レーシック手術、なぜ件数激減?

近視などの眼の屈折異常に悩む人にとって、メガネなしの生活が送れるようになると人気のレーシック手術。米プロゴルファーのタイガー・ウッズや、伊サッカー・ACミランの本田圭佑選手ら国内外のアスリートが手術を受け、知名度が上がった。ところが、平成20年に約45万件だった手術件数が、なぜか26年には約5万件と減少しているそうだ。
レーシックは、近視、遠視、乱視など目の網膜にピントが合わず、画像がぼやける「屈折異常」を矯正するために行う手術。屈折異常を矯正する方法としては、他にメガネとコンタクトレンズがある。
手術は角膜にレーザーを照射して屈折を矯正するもの。手術自体はそれほど難しいものではなく、15分ほどで終わり、眼科の手術としてすでに確立された術式という。
日本では厚生労働省がエキシマレーザーを使用した屈折矯正手術を認可した平成12年から急速に普及した。慶応大学医学部眼科学教室の根岸准教授によると、症例数は12年の2万件から徐々に増加し、20年には45万件となったそうだ。しかし、21年から減りはじめ、26年は5万件で、20年の9分の1だという。
根岸准教授は「20年は手術件数が多いが、実は同年9月のリーマンショック以降に大幅に減っていた。レーシック手術は保険適応でなく、ある程度のお金がかかるだけに、減ったのは景気の影響ではないか」と指摘する。医療機関にもよるが、手術費用は堅めで十数万~30万円。確かに経済的な事情で手術をあきらめた人もいるかもしれない。
レーシックをめぐっては20年7月から21年1月の間に、東京都中央区にある眼科で手術を受けた患者の多数に角膜感染被害が発生。同年2月に同区の保健所が手術を受けた639人中67人が角膜感染症などとなり、うち2人が入院したと発表した。「レーシック集団感染事件」として知られ、同眼科の元院長が業務上過失傷害罪で禁固2年の判決が確定している。
同眼科の角膜感染の発症は、基本的な衛生管理を怠ったまま手術をしたことによるもので、レーシック手術自体の問題ではないそうだ。しかし、この事件が報じられたことで、「レーシック手術は危ない」と思った人も少なくないだろう。これが、手術離れにつながった可能性もあるという。

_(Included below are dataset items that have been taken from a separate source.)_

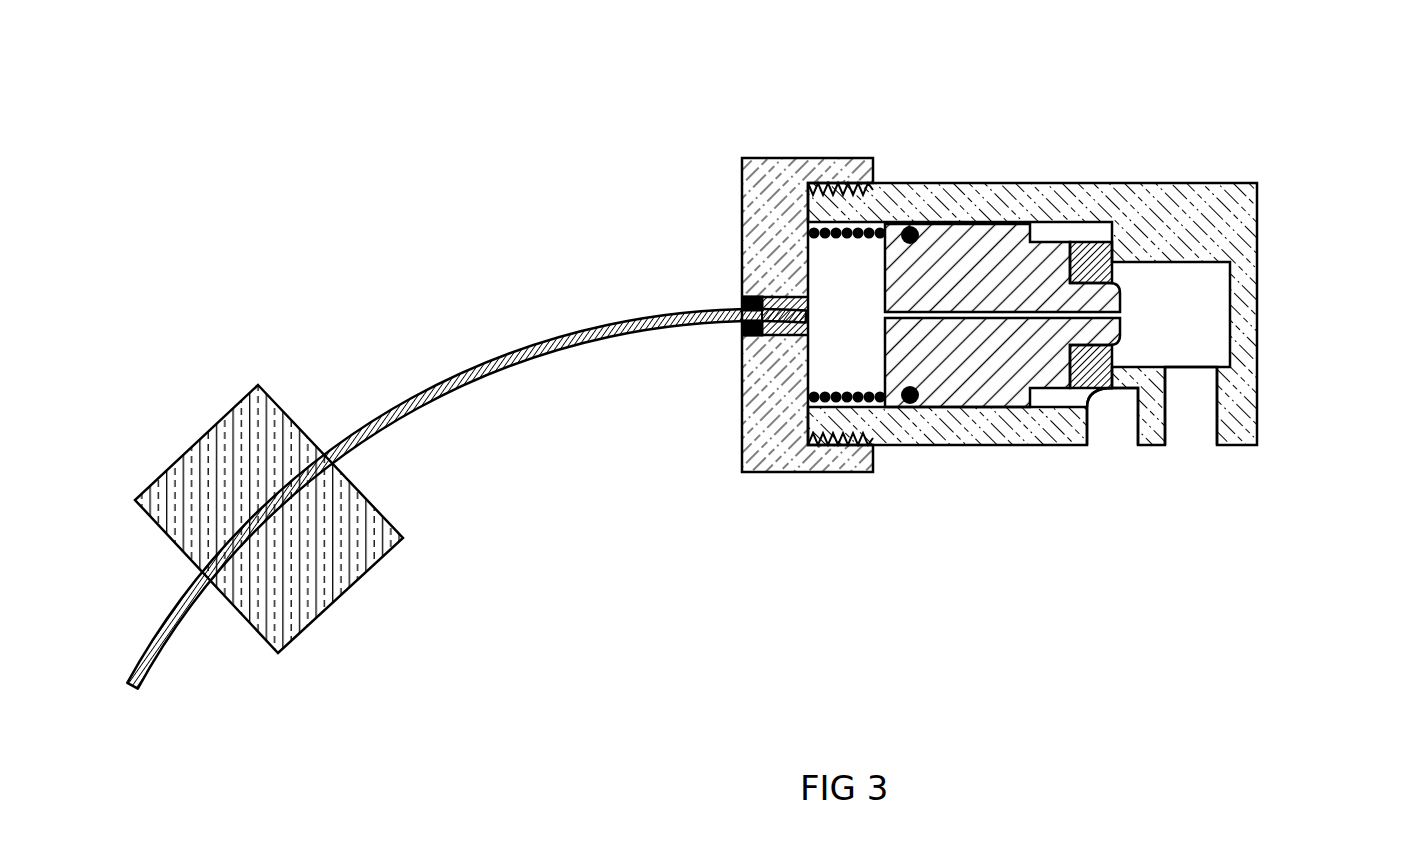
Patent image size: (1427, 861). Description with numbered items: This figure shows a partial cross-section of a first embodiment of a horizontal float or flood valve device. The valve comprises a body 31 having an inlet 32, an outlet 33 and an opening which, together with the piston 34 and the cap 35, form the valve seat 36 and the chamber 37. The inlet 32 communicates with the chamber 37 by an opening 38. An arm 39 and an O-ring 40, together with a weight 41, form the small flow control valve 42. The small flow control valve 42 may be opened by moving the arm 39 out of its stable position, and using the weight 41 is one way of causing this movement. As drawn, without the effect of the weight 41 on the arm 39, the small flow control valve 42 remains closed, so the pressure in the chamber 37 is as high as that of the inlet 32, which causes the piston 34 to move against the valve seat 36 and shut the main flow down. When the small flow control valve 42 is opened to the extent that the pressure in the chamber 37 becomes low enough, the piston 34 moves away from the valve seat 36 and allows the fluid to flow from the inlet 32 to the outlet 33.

The body 31 is at (935, 430).
The inlet 32 is at (1195, 433).
The outlet 33 is at (1107, 427).
The piston 34 is at (1000, 250).
The cap 35 is at (752, 178).
The valve seat 36 is at (1115, 245).
The chamber 37 is at (863, 260).
The opening 38 is at (980, 318).
The arm 39 is at (530, 347).
The O-ring 40 is at (742, 320).
The weight 41 is at (257, 383).
The small flow control valve 42 is at (740, 325).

一方、日本眼科医会の高野会長は「メガネブームや、コンタクトレンズの性能が格段に良くなったこともレーシック手術減少の一因では」と推測している。今や「メガネ女子」「メガネっ娘」と呼ばれるように、メガネはおしゃれの必須アイテム。多彩な色やデザインによるフレームのメガネでおしゃれを楽しむ人は男女問わず多い。
レーシック手術の件数減少は屈折矯正をめぐるさまざまな事象が重なって起きたものと言える。手術を考えている人は、メリットとデメリットをしっかり把握し、信頼のおける医療機関を選ぶことが大切だ。